= Radio Télévision Ténéré =

Television station in Niger

Radio Télévision Ténéré is a privately owned Nigerien radio and television station, based in the national capital Niamey. It was the second private television station in Niger, after Télé-Star, which relayed TV5 Afrique.

== History ==
RTT was the first private radio station in Niger, having begun its broadcasts in 1993.

RTT started television broadcasting on 22 May 2000 in experimental form, relaying TVAfrica's French service and MCM Africa; the agreement both parties provided RTT with a daily five-hour schedule, consisting of music variety, action movies, sports and music videos.

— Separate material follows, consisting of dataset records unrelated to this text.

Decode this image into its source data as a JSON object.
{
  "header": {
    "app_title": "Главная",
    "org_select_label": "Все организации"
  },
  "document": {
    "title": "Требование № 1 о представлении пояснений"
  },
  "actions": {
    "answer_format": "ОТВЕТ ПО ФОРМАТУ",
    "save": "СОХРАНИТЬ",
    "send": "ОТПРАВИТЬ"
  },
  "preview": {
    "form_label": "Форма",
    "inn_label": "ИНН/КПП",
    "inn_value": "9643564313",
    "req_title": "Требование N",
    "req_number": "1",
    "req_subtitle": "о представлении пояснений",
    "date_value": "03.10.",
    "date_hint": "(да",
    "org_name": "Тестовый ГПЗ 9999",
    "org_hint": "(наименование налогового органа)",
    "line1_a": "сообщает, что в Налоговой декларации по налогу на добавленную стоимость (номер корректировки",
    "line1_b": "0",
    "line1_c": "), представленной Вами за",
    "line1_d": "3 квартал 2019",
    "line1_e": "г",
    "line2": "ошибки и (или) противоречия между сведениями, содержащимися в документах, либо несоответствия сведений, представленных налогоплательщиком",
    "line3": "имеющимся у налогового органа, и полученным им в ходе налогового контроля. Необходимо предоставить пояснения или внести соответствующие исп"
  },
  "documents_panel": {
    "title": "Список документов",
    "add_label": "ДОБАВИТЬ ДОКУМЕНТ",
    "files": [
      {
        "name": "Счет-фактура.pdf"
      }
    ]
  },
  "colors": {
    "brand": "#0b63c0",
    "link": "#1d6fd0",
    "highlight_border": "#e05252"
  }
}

The first major sporting event carried by the new station was UEFA Euro 2000 from TVAfrica. Four months after launching, regular broadcasts began, then in February 2001, it started including large-scale local productions. The station employed the PAL standard for production and broadcasting.

Around 2002–2003, the station started receiving assistance from Télévision Suisse Romande for training journalists and was pending technical donations from Canal+ and DW-TransTel.

In May 2005, the police confiscated an RTT tape featuring footage of a protest. The apprehension took place in Zinder and was ordered by the city's governor, Abba Mallam Boukar.

On 17 September 2020, RTT was one of the five stations that signed a contract with Studio Kalangou to broadcast its hour-long forums from 1 October that year.